"Different foods make for different dreams. I've got a whole theory about it. It's called "The Wallace Way of Wishful Wooing." You'll find it in the American Medical Journal under 'W'. Ham and Swiss cheese, for instance, you get a cool, thin, blonde girl. Turkey sandwich, you get a dark sort of stumpy girl, sexy though. Now a liverwurst sandwich - you get both girls at once. Bad night.” (Bob to Betty in the holiday film “White Christmas”)
Does the food you eat affect your dreams? Yes, believe it or not. But not in the sense that eating a specific food will bring on specific dreams as in Bob’s theory although many wish it were that simple.
Physiology and dreaming
If certain foods have a physiological effect on your body (for example, if eating pizza gives you heartburn or drinking red wine gives you a headache), then those physical reactions often have an effect on the types of dreams you have. This is mainly because our brain processes are affected by the reactions in our bodies, including stress and even digestive pains. It is common for people to dream about being injured and wake up to find that their arms or legs are in cramped or painful sleeping positions. Or to dream about using the toilet only to awaken with the urgent need to urinate!
Food, rituals, belief and dreaming
If a person believes that eating a certain food will bring on a specific type of dream, he essentially is planting the idea or intending that dream to come forward. His conscious mind is expressing this wish--and belief—and hence, his subconscious mind receives this information and produces the experience. Any dreamer can do the same—with or without eating a designated type of food. It is the person’s conscious intention and belief that it will manifest that makes the suggestion to his subconscious mind, not the food itself.
In ancient cultures, eating or abstaining from specific foods was part of a ritual practice to invoke dreams.
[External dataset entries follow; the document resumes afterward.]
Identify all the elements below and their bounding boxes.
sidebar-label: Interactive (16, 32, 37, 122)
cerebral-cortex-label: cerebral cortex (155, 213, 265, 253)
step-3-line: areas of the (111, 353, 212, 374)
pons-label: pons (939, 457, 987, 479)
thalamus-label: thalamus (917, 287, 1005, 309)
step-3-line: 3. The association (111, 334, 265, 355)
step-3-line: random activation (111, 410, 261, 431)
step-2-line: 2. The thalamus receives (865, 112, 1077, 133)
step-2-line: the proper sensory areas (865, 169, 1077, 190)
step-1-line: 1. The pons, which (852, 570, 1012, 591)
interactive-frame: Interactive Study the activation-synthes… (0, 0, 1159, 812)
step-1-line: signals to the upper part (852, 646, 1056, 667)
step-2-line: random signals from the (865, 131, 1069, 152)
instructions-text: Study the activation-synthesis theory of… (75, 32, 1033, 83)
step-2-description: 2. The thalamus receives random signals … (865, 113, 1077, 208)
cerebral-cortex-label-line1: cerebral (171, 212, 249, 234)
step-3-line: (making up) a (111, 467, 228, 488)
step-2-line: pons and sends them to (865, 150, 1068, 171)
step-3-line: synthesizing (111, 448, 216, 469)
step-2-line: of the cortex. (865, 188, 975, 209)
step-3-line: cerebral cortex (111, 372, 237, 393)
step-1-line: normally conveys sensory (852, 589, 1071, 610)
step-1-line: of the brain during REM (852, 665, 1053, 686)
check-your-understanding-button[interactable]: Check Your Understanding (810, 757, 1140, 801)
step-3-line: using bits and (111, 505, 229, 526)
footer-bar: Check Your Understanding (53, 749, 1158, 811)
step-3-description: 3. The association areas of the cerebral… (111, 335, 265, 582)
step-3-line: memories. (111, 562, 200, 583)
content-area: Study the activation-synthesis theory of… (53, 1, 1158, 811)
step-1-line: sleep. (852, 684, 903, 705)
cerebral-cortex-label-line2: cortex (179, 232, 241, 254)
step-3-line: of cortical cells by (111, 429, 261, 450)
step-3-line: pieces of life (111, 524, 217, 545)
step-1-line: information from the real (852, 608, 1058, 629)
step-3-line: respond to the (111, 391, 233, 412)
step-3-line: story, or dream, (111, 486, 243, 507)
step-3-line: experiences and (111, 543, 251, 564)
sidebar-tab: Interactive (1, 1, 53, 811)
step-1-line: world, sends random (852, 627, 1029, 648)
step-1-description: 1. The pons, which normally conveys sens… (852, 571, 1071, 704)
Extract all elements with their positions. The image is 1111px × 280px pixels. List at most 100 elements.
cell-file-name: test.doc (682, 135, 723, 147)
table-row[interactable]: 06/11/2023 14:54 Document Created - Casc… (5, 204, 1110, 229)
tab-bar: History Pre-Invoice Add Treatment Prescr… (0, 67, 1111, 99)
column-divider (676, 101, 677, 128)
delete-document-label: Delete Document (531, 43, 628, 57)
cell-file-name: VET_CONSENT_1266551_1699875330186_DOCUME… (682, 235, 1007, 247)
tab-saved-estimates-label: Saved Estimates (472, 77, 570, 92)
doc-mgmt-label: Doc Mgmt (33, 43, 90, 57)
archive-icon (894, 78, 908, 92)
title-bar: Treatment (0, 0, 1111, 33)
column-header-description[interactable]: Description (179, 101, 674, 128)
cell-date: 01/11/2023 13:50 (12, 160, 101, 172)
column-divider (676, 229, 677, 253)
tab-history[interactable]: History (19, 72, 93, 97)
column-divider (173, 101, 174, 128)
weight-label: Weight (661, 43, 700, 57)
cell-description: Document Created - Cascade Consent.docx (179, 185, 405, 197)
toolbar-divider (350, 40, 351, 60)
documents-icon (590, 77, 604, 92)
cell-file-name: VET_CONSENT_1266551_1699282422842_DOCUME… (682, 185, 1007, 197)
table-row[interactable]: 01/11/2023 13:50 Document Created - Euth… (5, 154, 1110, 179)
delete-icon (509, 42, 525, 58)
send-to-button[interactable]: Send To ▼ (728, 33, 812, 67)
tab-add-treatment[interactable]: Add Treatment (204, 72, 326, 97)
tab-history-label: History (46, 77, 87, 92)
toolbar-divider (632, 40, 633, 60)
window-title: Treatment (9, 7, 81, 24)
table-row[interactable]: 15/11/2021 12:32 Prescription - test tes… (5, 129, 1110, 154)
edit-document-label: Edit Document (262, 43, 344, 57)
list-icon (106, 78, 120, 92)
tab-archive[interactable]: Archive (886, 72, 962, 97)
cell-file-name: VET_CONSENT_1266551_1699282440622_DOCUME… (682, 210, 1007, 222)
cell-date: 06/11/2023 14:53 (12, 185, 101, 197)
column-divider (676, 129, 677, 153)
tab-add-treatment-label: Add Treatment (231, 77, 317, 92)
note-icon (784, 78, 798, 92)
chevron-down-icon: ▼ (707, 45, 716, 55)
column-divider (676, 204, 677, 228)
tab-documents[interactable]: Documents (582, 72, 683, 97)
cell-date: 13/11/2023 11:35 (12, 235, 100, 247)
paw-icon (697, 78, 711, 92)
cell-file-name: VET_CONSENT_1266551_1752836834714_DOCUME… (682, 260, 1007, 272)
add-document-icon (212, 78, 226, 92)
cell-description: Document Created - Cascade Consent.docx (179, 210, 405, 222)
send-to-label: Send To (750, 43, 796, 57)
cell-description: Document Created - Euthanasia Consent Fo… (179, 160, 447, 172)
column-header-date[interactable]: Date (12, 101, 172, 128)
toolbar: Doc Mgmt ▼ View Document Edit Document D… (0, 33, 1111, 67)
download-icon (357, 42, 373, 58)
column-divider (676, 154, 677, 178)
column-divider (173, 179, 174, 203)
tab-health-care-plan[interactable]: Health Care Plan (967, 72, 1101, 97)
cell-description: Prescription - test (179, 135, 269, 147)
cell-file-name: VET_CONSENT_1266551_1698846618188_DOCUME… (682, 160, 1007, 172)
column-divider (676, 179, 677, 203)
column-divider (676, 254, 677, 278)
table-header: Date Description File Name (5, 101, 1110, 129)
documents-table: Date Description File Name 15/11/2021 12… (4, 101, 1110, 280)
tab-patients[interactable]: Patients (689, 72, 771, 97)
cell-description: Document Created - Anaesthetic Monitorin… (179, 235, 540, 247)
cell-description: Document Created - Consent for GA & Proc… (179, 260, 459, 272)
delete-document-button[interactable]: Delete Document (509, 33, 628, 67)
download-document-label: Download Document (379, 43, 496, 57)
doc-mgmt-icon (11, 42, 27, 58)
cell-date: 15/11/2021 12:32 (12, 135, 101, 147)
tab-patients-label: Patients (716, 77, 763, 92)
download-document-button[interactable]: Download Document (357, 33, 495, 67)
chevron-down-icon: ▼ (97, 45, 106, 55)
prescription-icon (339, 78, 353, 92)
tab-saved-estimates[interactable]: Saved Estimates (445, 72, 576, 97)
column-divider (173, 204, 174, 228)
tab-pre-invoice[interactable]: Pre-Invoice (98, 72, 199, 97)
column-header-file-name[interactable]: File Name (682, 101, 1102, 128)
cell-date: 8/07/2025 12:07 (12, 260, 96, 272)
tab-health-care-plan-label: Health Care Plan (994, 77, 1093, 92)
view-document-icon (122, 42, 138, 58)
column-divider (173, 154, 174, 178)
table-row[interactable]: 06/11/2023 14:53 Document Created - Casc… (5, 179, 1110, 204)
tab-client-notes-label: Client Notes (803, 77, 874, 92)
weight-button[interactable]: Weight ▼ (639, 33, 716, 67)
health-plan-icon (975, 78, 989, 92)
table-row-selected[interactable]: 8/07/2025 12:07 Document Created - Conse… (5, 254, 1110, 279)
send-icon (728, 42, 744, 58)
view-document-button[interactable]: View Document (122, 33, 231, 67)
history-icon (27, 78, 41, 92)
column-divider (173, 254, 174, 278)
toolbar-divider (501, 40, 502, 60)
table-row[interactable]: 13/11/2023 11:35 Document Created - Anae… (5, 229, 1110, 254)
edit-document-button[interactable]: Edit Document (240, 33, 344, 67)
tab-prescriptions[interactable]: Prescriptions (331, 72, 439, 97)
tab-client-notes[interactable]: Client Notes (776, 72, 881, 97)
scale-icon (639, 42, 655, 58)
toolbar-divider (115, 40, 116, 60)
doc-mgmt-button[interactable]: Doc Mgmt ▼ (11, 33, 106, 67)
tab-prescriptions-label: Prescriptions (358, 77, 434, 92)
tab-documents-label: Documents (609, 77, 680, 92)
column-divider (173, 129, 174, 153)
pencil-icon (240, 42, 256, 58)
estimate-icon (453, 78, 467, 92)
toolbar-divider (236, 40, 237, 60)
The Greeks would purge themselves of animal flesh and fermented drinks for two days before sleeping in the Delphi Temple in hopes of receiving dream messages from a deity. Rituals are physical behaviors that reinforce a belief. Those who participate in ritualistic behaviors without belief typically do not see results.
Mohandas Ghandi, the pacifist leader of the Indian revolts against the British government, was raised as a vegetarian Hindu. During his college days in England, some friends persuaded him to eat a restaurant dish containing goat meat. He ate it and later that night had a horrific nightmare that the goat was bleating plaintively in his belly. He woke up suffering, but he said the agony of his guilt surpassed the pain in his abdomen. His belief that eating animal flesh was wrong or sinful brought on the nightmare while millions of people consume goat flesh without experiencing such chimeras.
A dream diet
What foods encourage good dreams? The list is different for everyone. A glass of warm milk can be soothing to some, but for the lactose intolerant, it can be disastrous! The best foods to choose at the evening meal in order to provide a sound physiological and mental state for dreaming are easy to digest, sufficiently satisfying (not under- or overfilling) and nourishing to the body. Ask yourself, “What is soothing to me? What nourishing, healthful foods are pleasing to my taste?” Of course, avoid foods that are toxic to the body and mind, and that includes foods that are associated with bad memories for you.
If your purpose is to avoid nightmares and enjoy sweet dreams, I highly suggest that your “dream diet” would be to eat foods that are kind to your body so it needn't stress itself during the digestive and nourishing processes, and that is good eating advice whether you’re hoping to have pleasant dreams or not.